Matryoshka
- Weight: 0.62 carats (0.124 g)
- Color: Colorless
- Country of origin: Russia
- Mine of origin: Nakynskoye field
- Discovered: October 2019
- Cut by: Raw
- Estimated value: Never put on sale

= Matryoshka (diamond) =

First discovered double diamond gemstone

The Matryoshka (Алмаз-матрёшка) is a double diamond, one with a second diamond moving freely inside. It was mined in Yakutia at the Nyurba mining and processing division of Alrosa.

==Double diamond==
Due to its features, the stone resembles a traditional Russian Matryoshka doll. Experts who studied the find claimed that this was the first such diamond in the history of world diamond mining until October 2019. The maximum size of the diamond is 4.8 × 4.9 × 2.8 mm. The volume of the internal cavity is 6 mm^{3}. The internal crystal volume is 1.6 mm^{3} with an estimated weight of 0.02 carats (0.004 grams). The inner diamond has a flat shape, its size is 1.9 × 2.1 × 0.6 mm.
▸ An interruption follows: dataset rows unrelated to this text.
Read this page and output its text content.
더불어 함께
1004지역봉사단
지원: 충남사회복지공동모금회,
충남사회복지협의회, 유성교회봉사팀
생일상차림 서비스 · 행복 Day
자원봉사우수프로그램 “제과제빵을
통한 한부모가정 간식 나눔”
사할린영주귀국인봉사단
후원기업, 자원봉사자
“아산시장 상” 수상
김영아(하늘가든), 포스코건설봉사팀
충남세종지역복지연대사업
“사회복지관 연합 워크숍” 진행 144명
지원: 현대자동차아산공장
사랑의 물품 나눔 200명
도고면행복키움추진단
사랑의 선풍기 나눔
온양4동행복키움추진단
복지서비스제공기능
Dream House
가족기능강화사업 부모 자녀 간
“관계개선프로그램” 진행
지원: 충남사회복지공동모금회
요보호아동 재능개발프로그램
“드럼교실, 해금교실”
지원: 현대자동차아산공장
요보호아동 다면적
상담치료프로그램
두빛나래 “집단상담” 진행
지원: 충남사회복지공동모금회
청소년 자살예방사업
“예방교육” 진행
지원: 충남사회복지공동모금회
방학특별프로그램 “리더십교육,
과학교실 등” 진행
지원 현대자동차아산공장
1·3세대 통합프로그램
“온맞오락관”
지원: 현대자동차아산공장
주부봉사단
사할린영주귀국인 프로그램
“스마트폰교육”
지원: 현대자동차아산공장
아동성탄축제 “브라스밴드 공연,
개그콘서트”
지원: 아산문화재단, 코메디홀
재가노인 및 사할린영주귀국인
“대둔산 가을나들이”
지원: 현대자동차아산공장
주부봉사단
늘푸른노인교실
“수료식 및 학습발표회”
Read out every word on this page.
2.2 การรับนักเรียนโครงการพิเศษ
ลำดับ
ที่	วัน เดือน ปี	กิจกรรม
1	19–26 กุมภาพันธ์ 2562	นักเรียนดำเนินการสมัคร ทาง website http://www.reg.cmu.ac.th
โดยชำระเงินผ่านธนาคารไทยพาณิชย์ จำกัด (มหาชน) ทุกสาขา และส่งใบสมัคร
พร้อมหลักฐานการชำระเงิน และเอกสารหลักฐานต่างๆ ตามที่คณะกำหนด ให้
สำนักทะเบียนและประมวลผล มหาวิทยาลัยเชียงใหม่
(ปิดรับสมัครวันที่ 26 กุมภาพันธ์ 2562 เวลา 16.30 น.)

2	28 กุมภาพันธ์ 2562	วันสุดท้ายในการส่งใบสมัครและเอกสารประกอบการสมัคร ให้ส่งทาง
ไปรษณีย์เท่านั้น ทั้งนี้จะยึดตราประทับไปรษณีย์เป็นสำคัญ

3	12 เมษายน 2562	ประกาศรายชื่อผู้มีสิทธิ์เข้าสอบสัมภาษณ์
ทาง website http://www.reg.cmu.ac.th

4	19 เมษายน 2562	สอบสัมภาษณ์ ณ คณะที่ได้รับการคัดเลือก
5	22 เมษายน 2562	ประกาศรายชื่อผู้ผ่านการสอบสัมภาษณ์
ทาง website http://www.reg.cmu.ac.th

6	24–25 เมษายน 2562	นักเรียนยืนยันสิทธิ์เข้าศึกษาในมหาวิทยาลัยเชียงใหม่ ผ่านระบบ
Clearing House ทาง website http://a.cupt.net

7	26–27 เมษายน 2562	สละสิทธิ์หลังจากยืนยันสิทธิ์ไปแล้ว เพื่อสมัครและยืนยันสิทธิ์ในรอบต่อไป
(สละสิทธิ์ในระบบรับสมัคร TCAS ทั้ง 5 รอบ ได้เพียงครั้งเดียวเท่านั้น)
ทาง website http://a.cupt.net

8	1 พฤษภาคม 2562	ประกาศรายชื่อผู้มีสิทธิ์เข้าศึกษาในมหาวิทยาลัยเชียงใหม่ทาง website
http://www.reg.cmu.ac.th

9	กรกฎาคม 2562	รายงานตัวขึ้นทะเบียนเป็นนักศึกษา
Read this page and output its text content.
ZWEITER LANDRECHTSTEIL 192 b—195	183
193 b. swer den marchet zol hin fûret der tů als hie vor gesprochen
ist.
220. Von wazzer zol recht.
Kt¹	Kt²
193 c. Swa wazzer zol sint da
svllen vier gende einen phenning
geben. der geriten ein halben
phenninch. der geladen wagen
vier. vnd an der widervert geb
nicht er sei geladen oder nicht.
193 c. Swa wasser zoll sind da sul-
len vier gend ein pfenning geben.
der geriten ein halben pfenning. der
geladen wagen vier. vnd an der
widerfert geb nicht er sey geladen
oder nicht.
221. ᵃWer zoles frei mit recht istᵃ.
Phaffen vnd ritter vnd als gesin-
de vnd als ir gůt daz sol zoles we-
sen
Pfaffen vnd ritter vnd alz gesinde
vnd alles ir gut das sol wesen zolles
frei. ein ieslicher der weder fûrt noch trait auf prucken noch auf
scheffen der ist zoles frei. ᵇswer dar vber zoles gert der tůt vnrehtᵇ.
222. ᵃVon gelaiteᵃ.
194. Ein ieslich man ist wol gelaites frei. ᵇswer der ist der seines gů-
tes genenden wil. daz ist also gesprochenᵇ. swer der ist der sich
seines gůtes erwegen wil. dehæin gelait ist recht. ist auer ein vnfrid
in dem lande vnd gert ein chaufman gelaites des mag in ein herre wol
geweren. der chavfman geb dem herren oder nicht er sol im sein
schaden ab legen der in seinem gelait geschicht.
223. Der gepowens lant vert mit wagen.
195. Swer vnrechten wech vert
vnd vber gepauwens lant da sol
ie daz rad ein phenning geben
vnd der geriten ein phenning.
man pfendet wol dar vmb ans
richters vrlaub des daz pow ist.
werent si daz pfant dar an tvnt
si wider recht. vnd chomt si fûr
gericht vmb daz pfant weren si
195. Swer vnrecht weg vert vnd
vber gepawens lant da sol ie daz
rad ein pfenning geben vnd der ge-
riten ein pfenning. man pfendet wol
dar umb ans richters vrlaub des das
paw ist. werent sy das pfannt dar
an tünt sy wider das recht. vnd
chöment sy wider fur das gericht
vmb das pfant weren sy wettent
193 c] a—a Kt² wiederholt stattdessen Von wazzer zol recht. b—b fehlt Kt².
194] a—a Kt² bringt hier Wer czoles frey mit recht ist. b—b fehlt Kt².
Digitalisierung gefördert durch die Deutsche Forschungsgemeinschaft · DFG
The diamond was discovered during the sorting process by the specialists of the Yakut Diamond Trading Company (YDTC). Specialists handed it over to the Research and Development Geological Enterprise of Alrosa. At the Enterprise, diamond was studied by a complex of methods, including Raman spectroscopy and infrared spectroscopy, as well as X-ray microtomography. As a result of the research, it was concluded that the inner diamond appeared before the external diamond. How an external diamond formed is not entirely clear. Two hypotheses are proposed to explain the formation of an external diamond. Alrosa plans to send the Matryoshka diamond to the Gemological Institute of America for further analysis.

==Second double diamond==
In October 2021, Australian mining junior India Bore Diamond Holdings announced the discovery of a second double diamond (0.844 carats) extracted from its Ellendale alluvial deposit in Western Australia.